Laura and I were discussing cataloging of genre fiction series, especially burdensome to public libraries. While I am a librarian, when it comes to public libraries, I am a consumer, a patron, a supporter, a friend. Definitely not very familiar with the inner workings and struggles of public libraries

So, as a librarian but not a public librarian, I am often surprised at the ways that public libraries have not apparently grappled effectively with the challenges posed by fiction, series fiction and especially genre fiction. This has often led me to consider that tenure — with it’s emphasis on research and thus innovation — may be better for the profession than I might always otherwise think.  In this case, would tenure pressures in public libraries have led to better grappling with these cataloging issues (and let’s not talk about the role of, say, cataloging professors in LIS programs and the roles they could or whould or ought to take in this kind of process. Let’s just not, and say we’ve washed our hands.)

To make clear my assumption here: since public librarians are not pushed to produce in the same ways that tenure track academic librarians are pushed, little time, space, resources are provided to resolving thorny issues in public librarianship.

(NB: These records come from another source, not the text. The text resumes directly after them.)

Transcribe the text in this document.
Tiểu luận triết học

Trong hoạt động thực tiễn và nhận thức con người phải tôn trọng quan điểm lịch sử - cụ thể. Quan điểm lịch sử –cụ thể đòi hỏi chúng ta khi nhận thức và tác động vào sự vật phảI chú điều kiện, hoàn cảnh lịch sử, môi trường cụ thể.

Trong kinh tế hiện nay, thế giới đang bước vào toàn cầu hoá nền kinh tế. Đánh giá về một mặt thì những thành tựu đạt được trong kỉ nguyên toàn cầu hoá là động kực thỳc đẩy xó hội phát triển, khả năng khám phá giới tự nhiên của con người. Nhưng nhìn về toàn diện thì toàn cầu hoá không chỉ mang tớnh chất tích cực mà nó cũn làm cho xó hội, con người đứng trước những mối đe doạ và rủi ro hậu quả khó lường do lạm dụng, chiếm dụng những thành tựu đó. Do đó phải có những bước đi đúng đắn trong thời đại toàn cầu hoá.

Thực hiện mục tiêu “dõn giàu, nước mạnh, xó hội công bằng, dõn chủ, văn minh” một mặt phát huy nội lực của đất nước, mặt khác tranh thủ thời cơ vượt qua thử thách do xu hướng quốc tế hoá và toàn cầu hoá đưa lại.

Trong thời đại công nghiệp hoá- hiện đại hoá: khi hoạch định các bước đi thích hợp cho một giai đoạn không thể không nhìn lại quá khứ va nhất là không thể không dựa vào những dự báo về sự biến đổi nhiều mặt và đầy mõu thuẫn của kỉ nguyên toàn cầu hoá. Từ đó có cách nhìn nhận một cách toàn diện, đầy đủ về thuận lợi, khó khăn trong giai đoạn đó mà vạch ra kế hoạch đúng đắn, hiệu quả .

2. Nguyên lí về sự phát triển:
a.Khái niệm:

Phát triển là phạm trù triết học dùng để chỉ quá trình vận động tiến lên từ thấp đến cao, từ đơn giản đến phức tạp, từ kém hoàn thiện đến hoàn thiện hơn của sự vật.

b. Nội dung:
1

Or so it seems?

What do you think? off the mark completely?

also, I am a fan of being faculty (and will fight for it if challenged). I will produce and be professionally active whether required to or not, it’s my nature. But I do think, from time to time, about whether tenure track pressures best serve the profession, or do not. This should be no surprise to my readers, who probably have noted that I tend towards philosophizing, and find the oddest things to be sources of contemplation.